A possibilidade da decretação do “estado de calamidade” definido pela PEC constitui um verdadeiro “cheque em branco”, ao permitir ao governo gastar acima do teto sem compensações neste ano. Essa perspectiva tende a ser cada vez mais concreta, dada a piora das condições sanitária e econômica neste primeiro semestre.

A aprovação do Orçamento foi outro “baque” nas regras fiscais: ao inviabilizar o funcionamento da máquina pública, traz a perspectiva de que o teto de gastos será furado.

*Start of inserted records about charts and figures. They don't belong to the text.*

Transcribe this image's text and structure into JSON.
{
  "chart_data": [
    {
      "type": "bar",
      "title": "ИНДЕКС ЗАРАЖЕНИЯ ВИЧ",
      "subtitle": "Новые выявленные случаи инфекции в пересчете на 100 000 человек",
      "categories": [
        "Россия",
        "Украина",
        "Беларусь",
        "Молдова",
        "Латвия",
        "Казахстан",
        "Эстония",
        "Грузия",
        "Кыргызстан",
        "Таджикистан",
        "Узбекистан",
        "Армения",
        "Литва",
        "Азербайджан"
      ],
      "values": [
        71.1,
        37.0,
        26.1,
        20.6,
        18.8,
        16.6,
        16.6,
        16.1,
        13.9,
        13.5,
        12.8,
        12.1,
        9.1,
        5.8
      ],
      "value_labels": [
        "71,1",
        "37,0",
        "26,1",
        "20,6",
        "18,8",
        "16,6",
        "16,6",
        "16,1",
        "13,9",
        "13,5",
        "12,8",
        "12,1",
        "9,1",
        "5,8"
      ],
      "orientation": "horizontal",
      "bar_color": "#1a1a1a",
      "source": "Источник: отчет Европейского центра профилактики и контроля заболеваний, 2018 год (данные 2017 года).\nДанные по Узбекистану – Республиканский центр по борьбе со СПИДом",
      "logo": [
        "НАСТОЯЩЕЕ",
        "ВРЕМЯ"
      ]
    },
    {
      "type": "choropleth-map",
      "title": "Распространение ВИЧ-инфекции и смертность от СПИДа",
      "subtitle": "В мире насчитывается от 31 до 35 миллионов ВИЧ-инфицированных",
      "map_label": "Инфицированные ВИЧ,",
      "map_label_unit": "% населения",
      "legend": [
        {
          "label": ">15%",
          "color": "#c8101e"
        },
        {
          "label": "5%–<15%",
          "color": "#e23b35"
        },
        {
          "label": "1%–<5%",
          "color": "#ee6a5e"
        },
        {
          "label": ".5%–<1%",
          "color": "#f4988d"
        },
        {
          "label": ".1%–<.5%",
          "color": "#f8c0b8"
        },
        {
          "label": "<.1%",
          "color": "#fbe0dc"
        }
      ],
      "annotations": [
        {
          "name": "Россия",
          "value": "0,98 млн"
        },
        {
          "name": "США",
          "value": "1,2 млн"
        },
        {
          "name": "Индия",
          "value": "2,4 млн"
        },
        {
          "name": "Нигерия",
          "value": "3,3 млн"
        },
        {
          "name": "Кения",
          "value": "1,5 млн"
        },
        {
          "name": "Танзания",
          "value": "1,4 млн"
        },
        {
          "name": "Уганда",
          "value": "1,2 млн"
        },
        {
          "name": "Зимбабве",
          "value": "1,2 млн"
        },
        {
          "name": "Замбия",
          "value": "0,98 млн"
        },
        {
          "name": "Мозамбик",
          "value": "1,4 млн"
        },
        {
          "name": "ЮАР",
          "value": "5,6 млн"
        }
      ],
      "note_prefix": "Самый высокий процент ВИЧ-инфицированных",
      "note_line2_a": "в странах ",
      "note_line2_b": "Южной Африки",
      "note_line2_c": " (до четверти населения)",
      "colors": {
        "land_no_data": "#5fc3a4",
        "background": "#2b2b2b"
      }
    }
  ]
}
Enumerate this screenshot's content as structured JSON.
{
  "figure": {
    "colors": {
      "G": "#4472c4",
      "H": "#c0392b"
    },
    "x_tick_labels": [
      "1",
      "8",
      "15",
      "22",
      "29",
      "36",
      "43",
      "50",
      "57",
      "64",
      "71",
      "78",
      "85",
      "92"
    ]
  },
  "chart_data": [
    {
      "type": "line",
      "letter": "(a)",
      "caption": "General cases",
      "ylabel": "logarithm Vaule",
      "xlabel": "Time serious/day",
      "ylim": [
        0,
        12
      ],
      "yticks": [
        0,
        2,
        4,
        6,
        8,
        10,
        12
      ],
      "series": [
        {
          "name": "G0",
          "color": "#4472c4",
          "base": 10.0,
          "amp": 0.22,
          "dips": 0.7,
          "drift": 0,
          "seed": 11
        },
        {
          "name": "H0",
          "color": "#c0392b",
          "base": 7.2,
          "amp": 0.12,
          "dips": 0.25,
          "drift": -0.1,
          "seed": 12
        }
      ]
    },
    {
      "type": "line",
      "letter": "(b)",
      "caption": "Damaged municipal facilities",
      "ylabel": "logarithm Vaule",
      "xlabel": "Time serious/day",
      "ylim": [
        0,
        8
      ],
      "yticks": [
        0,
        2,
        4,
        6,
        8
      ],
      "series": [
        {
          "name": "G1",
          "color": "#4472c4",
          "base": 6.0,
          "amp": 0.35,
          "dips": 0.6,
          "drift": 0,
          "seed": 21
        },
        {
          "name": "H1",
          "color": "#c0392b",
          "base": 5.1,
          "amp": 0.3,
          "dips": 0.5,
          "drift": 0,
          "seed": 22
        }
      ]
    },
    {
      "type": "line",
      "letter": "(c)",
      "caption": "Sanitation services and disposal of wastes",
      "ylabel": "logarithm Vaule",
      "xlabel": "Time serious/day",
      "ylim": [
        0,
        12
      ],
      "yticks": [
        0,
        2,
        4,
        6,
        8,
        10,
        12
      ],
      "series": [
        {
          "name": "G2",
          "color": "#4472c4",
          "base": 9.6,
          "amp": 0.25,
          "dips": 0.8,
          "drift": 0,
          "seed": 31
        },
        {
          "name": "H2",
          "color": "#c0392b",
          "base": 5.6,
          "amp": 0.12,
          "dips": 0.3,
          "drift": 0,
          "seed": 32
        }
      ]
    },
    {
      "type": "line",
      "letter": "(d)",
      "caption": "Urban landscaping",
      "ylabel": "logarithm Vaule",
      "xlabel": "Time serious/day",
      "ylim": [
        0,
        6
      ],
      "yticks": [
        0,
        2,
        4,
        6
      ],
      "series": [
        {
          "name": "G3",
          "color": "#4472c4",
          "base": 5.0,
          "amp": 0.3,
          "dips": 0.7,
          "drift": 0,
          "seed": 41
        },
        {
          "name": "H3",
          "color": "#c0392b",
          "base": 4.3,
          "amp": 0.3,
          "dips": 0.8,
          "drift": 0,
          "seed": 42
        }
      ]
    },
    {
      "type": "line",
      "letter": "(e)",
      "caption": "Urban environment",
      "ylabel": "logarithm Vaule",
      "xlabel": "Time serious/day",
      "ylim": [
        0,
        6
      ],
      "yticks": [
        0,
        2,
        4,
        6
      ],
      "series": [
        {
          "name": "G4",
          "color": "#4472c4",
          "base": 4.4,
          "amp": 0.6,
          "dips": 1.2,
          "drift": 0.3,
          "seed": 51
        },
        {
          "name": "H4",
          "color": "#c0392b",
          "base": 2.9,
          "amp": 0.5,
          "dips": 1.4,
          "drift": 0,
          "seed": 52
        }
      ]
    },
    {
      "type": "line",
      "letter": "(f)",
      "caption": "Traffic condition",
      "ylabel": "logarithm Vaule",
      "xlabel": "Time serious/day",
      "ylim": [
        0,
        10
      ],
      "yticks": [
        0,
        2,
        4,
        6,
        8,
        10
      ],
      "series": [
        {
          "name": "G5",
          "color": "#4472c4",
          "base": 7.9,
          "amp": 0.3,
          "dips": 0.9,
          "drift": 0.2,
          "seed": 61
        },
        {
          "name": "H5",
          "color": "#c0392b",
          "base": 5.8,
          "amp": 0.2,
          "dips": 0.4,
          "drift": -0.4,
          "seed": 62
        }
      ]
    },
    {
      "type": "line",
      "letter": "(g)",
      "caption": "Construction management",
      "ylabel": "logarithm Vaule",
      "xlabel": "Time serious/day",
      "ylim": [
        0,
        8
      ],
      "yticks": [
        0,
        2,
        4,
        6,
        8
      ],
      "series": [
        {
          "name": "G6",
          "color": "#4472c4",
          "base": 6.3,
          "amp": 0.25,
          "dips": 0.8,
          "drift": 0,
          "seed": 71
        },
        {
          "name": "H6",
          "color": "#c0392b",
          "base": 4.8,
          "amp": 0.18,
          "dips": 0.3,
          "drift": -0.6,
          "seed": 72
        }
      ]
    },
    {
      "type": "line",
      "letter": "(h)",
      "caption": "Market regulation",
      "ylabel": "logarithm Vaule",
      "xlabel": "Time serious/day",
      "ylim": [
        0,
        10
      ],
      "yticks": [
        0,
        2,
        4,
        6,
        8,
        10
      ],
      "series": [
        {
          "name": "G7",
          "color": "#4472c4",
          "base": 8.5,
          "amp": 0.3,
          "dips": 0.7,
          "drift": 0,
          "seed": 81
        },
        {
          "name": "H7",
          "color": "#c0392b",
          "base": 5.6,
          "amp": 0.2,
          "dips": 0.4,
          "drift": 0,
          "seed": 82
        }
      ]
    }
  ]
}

Essa incerteza não diminuirá com uma recomposição parcial dos gastos obrigatórios subestimados ou com o anúncio de um contingenciamento substancial dos gastos discricionários. Diante do risco de paralisação da máquina pública, encontraremos soluções criativas para o cumprimento do teto ou jogaremos parte da conta para 2022.

O sucesso das regras fiscais depende do meio político em que são aplicadas. Sua eficácia resulta da disposição dos governos em operar obedecendo a restrições. Não é esse o quadro do Brasil atual. O Executivo não tem nenhuma convicção de que é preciso perseverar no ajuste fiscal, enquanto o Legislativo gera impasses que ameaçam desmontar as regras existentes.